Le prolétariat est donc à la fois une classe exploitée et une classe révolutionnaire. En tant que "classe pour le capital", le prolétariat existe seulement comme une simple somme d'individus atomisés qui sont dominés par la morale - et par toute l'idéologie - bourgeoise et qui sont en permanence en concurrence entre eux, d'abord pour obtenir un travail salarié et ensuite pour le conserver. Mais le développement même du capitalisme - qui concentre les travailleurs salariés dans de grandes entreprises et dans les villes pour les exploiter et les jeter dans la misère au moment des crises économiques, fait surgir la lutte de classe du prolétariat. Alors le prolétariat apparaît comme "classe pour soi", il mène sa lutte contre l'exploitation salariée jusqu'à la remise en cause du système capitaliste tout entier, il crée ses organisations - de masse et d'avant-garde - et il forge sa conscience de classe, c'est-à-dire la conscience de ses propres intérêts et objectifs révolutionnaires. C'est dans ce processus que surgit, comme partie intégrante de la conscience de classe et en rupture avec l'idéologie bourgeoise, une morale proprement prolétarienne. Des caractéristiques essentielles en découlent :

Une morale de classe
La morale prolétarienne est la première qui déclare ouvertement et de manière tranchée son caractère spécifique de classe. Dans la mesure où la lutte de classe du prolétariat représente la seule possibilité de survie de l'humanité, la morale prolétarienne est plus prometteuse, "plus humaine" d'une certaine manière, que la morale bourgeoise. Cependant, la morale prolétarienne n'est pas "LA morale humaine" enfin trouvée - comme ne le furent pas non plus les autres morales de classe.

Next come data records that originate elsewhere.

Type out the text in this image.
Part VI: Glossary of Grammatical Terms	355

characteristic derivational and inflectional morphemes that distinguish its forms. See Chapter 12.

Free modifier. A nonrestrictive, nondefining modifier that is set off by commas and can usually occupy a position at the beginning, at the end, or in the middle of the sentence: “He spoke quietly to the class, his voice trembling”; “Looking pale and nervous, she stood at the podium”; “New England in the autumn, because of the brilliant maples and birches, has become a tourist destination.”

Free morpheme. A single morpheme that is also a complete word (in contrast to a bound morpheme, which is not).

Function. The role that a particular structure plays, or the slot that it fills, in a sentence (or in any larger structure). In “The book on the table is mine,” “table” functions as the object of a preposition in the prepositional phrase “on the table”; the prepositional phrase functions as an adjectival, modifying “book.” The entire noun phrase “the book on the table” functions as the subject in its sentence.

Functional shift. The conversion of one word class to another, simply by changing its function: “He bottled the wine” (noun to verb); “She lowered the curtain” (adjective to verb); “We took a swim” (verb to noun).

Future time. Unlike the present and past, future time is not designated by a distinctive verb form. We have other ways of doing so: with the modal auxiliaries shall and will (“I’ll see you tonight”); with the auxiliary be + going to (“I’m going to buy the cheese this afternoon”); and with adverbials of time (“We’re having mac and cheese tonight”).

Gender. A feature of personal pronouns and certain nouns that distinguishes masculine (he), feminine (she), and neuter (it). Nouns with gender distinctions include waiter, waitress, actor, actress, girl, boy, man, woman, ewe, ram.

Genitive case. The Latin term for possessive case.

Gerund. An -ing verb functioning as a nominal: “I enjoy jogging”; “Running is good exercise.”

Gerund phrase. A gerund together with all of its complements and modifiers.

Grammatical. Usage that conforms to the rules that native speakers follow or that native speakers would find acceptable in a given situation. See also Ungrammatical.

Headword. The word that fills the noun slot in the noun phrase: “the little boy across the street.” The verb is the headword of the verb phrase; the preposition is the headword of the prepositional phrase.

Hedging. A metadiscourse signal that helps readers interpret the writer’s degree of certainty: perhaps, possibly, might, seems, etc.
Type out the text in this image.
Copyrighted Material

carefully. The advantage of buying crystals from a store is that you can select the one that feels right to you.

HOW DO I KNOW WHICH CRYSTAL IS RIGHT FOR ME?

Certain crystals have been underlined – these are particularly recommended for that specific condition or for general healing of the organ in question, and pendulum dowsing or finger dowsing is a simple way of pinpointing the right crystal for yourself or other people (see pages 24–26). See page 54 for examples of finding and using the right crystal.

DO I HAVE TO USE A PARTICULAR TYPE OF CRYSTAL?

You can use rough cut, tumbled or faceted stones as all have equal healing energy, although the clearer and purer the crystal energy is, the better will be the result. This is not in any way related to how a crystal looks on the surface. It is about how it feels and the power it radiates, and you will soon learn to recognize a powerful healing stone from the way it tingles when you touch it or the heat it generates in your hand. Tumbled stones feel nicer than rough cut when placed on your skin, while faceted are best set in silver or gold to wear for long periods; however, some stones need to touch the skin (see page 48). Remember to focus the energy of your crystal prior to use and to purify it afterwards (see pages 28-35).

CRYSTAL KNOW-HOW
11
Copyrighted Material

"Quelle est donc la vraie [morale] ? Aucune, au sens d'un absolu définitif; mais la morale qui possède le plus d'éléments prometteurs de durée est sûrement celle qui, dans le présent, représente le bouleversement du présent, l'avenir, c'est donc la morale prolétarienne. (...) Qu'avec cela, il se soit en gros effectué un progrès, pour la morale comme pour toutes les autres branches de la connaissance humaine, on n'en doute pas. Mais nous n'avons pas encore dépassé la morale de classe. Une morale réellement humaine, placée au-dessus des oppositions de classe et de leur souvenir, ne devient possible qu'à un niveau de la société où on a non seulement vaincu, mais oublié pour la pratique de la vie, l'opposition des classes." (F. Engels, Anti-Dühring, ch. La morale et le droit, vérités éternelles, nous soulignons).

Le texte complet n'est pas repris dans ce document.